The actual recommendation: if you’ve got a sick cow on the farm, quarantine the cow, cook or toss their milk. This isn’t a new process, cows get sick for a variety of reasons, this is just a new thing to watch out for.

Dairy cows may show relatively mild clinical signs when infected including “decreased lactation, abnormal appearance in milk, low appetite, and other symptoms” and recover in 7-10 days.

There’s not much carrot in this situation, but there isn’t much stick either.

For states that permit the sale of raw milk within their state, use regulatory authorities or implement other measures, as appropriate, to stop the sale of raw milk that may present a risk to consumers. This may include restricting the introduction of raw milk that may contain viable HPAI H5N1, for human or animal consumption, within a defined geographic area, or within your state. If HPAI H5N1 virus is identified within a herd, there is a risk that viable HPAI H5N1 virus could be present in raw milk from the herd, even when clinically ill cows are segregated.

The FDA’s jurisdiction is limited to interstate commerce, this is advice presented to state and local regulators. So if the raw milk in question may contain HPAI, they’re recommending the state prevents the distribution of that milk. Enforcement is solely in the hands of those state-level agencies.

Not a pandemic, not a crackdown

There are two extreme ends. One side appears to want The FDA to commit acts of overreach, outside their jurisdiction, based purely on hypotheticals and of course your obligation to be scared when they are scared. The other side would like to pretend The FDA is overreaching its jurisdiction right now, and uses this to promote their preexisting agenda to dissolve the federal agencies altogether. Thankfully, none of this is happening.

NBC ran the text “Bird Flu Death” behind reporting on The WHO’s alert which said a 59-year-old man died with bird flu in Mexico City. This made a lot of noise, much less noise was made when Mexican officials clarified that he died of chronic disease and not bird flu. Raw milk wasn’t involved either way.

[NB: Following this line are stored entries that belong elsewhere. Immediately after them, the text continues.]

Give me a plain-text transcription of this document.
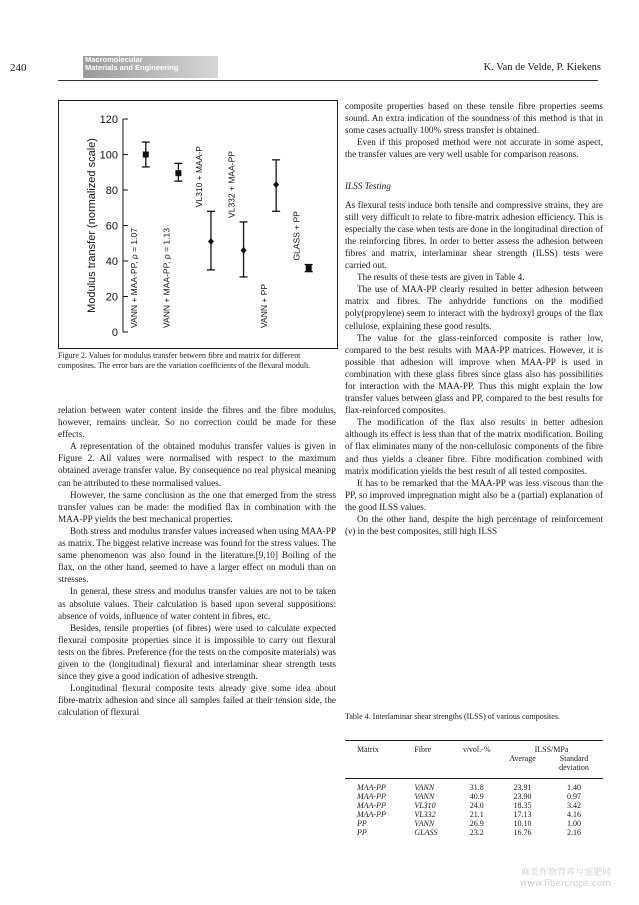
240
Macromolecular
Materials and Engineering	K. Van de Velde, P. Kiekens
0
20
40
60
80
100
120
Modulus transfer (normalized scale)	VANN + MAA-PP, ρ = 1.07	VANN + MAA-PP, ρ = 1.13
VL310 + MAA-P	VL332 + MAA-PP
VANN + PP
GLASS + PP
Figure 2. Values for modulus transfer between fibre and matrix for different composites. The error bars are the variation coefficients of the flexural moduli.

relation between water content inside the fibres and the fibre modulus, however, remains unclear. So no correction could be made for these effects.

A representation of the obtained modulus transfer values is given in Figure 2. All values were normalised with respect to the maximum obtained average transfer value. By consequence no real physical meaning can be attributed to these normalised values.

However, the same conclusion as the one that emerged from the stress transfer values can be made: the modified flax in combination with the MAA-PP yields the best mechanical properties.

Both stress and modulus transfer values increased when using MAA-PP as matrix. The biggest relative increase was found for the stress values. The same phenomenon was also found in the literature.[9,10] Boiling of the flax, on the other hand, seemed to have a larger effect on moduli than on stresses.

In general, these stress and modulus transfer values are not to be taken as absolute values. Their calculation is based upon several suppositions: absence of voids, influence of water content in fibres, etc.

Besides, tensile properties (of fibres) were used to calculate expected flexural composite properties since it is impossible to carry out flexural tests on the fibres. Preference (for the tests on the composite materials) was given to the (longitudinal) flexural and interlaminar shear strength tests since they give a good indication of adhesive strength.

Longitudinal flexural composite tests already give some idea about fibre-matrix adhesion and since all samples failed at their tension side, the calculation of flexural

composite properties based on these tensile fibre properties seems sound. An extra indication of the soundness of this method is that in some cases actually 100% stress transfer is obtained.

Even if this proposed method were not accurate in some aspect, the transfer values are very well usable for comparison reasons.

ILSS Testing

As flexural tests induce both tensile and compressive strains, they are still very difficult to relate to fibre-matrix adhesion efficiency. This is especially the case when tests are done in the longitudinal direction of the reinforcing fibres. In order to better assess the adhesion between fibres and matrix, interlaminar shear strength (ILSS) tests were carried out.

The results of these tests are given in Table 4.

The use of MAA-PP clearly resulted in better adhesion between matrix and fibres. The anhydride functions on the modified poly(propylene) seem to interact with the hydroxyl groups of the flax cellulose, explaining these good results.

The value for the glass-reinforced composite is rather low, compared to the best results with MAA-PP matrices. However, it is possible that adhesion will improve when MAA-PP is used in combination with these glass fibres since glass also has possibilities for interaction with the MAA-PP. Thus this might explain the low transfer values between glass and PP, compared to the best results for flax-reinforced composites.

The modification of the flax also results in better adhesion although its effect is less than that of the matrix modification. Boiling of flax eliminates many of the non-cellulosic components of the fibre and thus yields a cleaner fibre. Fibre modification combined with matrix modification yields the best result of all tested composites.

It has to be remarked that the MAA-PP was less viscous than the PP, so improved impregnation might also be a (partial) explanation of the good ILSS values.

On the other hand, despite the high percentage of reinforcement (ν) in the best composites, still high ILSS

Table 4. Interlaminar shear strengths (ILSS) of various composites.
Matrix	Fibre	ν/vol.-%	ILSS/MPa	
			Average	Standard deviation
MAA-PP	VANN	31.8	23.91	1.40
MAA-PP	VANN	40.9	23.90	0.97
MAA-PP	VL310	24.0	18.35	3.42
MAA-PP	VL332	21.1	17.13	4.16
PP	VANN	26.9	10.10	1.00
PP	GLASS	23.2	16.76	2.16
麻类作物营养与施肥网
www.fibercrops.com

CBS: FDA urges crackdown on bird flu in raw milk, but some states say hands tied

FDA officials said in a letter last week that cracking down on sales within states was out of their jurisdiction.

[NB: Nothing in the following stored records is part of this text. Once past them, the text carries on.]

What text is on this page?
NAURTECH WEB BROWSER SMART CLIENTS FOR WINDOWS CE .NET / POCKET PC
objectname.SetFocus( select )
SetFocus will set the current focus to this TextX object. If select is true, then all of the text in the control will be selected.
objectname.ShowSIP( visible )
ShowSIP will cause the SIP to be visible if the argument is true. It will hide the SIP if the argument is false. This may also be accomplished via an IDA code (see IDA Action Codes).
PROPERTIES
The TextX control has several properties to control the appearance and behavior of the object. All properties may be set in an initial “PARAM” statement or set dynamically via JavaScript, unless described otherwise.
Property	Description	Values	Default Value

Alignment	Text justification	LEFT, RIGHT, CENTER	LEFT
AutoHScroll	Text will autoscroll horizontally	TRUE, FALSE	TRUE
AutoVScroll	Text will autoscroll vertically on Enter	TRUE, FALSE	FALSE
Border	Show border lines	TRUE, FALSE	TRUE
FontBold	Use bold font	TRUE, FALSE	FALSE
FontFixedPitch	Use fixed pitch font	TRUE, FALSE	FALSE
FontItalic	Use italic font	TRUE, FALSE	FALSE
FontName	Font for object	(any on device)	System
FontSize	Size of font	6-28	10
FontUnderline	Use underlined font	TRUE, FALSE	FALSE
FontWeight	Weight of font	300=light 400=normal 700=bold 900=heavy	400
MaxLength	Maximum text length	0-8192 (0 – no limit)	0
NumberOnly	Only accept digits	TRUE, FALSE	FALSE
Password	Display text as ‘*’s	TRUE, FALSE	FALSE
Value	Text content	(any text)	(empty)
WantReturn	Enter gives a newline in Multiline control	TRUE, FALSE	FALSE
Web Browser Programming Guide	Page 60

No urged crackdown is found in the letter. Restricting raw milk sales are only recommended when a herd is found to be infected with bird flu.

Daily Kos: Conservatives are pushing people to drink raw milk despite fatal flu threat

Remember, the fatal aspect of this flu is basically a lie at this point. Thankfully, all cases of HPAI in humans and cows have been mild.

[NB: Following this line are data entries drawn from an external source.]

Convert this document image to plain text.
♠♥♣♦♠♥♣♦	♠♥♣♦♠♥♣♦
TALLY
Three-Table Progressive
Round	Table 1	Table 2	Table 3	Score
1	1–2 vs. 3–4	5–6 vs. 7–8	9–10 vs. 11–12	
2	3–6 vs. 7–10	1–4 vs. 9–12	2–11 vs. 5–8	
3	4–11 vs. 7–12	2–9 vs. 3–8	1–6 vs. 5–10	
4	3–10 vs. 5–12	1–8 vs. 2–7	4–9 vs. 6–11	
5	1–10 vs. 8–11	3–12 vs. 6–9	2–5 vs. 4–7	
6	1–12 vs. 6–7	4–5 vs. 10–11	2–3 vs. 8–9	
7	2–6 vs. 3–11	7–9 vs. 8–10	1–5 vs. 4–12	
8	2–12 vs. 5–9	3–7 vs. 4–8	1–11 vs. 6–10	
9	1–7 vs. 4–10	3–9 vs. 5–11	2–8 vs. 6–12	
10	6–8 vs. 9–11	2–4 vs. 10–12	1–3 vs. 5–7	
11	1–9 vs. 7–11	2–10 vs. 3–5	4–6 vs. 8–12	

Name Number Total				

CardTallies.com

Pointing out that conservatives are promoting raw milk might seem petty, and a primer for chud-jacketing, but it’s true. As soon as the advisories came out and as soon as the media began pretending we are in a pandemic, so came an inverse media panic response. Many voices who are genuinely sympathetic to raw milk, sprang up to use this media panic to promote their own pre-existing tendencies – despite The FDA not actually doing anything besides research.

Raw milk is a bipartisan issue.

National Review then chimes in to post an article titled Raw Milk Isn’t Right-Wing. They’re not like those hippies. Remember the part where Reagan’s administration oversaw the banning of interstate raw milk sales? Who do you think owns the pasteurization plants, anyway?

Industrial agriculture is a Republican-held sector, has been for decades, and they are the ones who made it illegal to sell raw milk across state lines. This dynamic is breaking down as industrial ag businesses are consolidated and offshored – it is not the money or regional king maker it used to be, so there’s less of a fight to keep it going. With fewer safe Republican voters coming from agricultural backgrounds, and more of them investing in nutrition and fitness, younger conservatives are venturing into better food systems.

In any case, this media panic gives the various voices of the right fuel for their own expressions of safetyism. Biden is said to be on his way to take your raw milk. Disregard the fact that The FDA is not shutting anyone down. All enforcement is state-level. While the federal government is very criticizable, they’re about as clean as they could be here.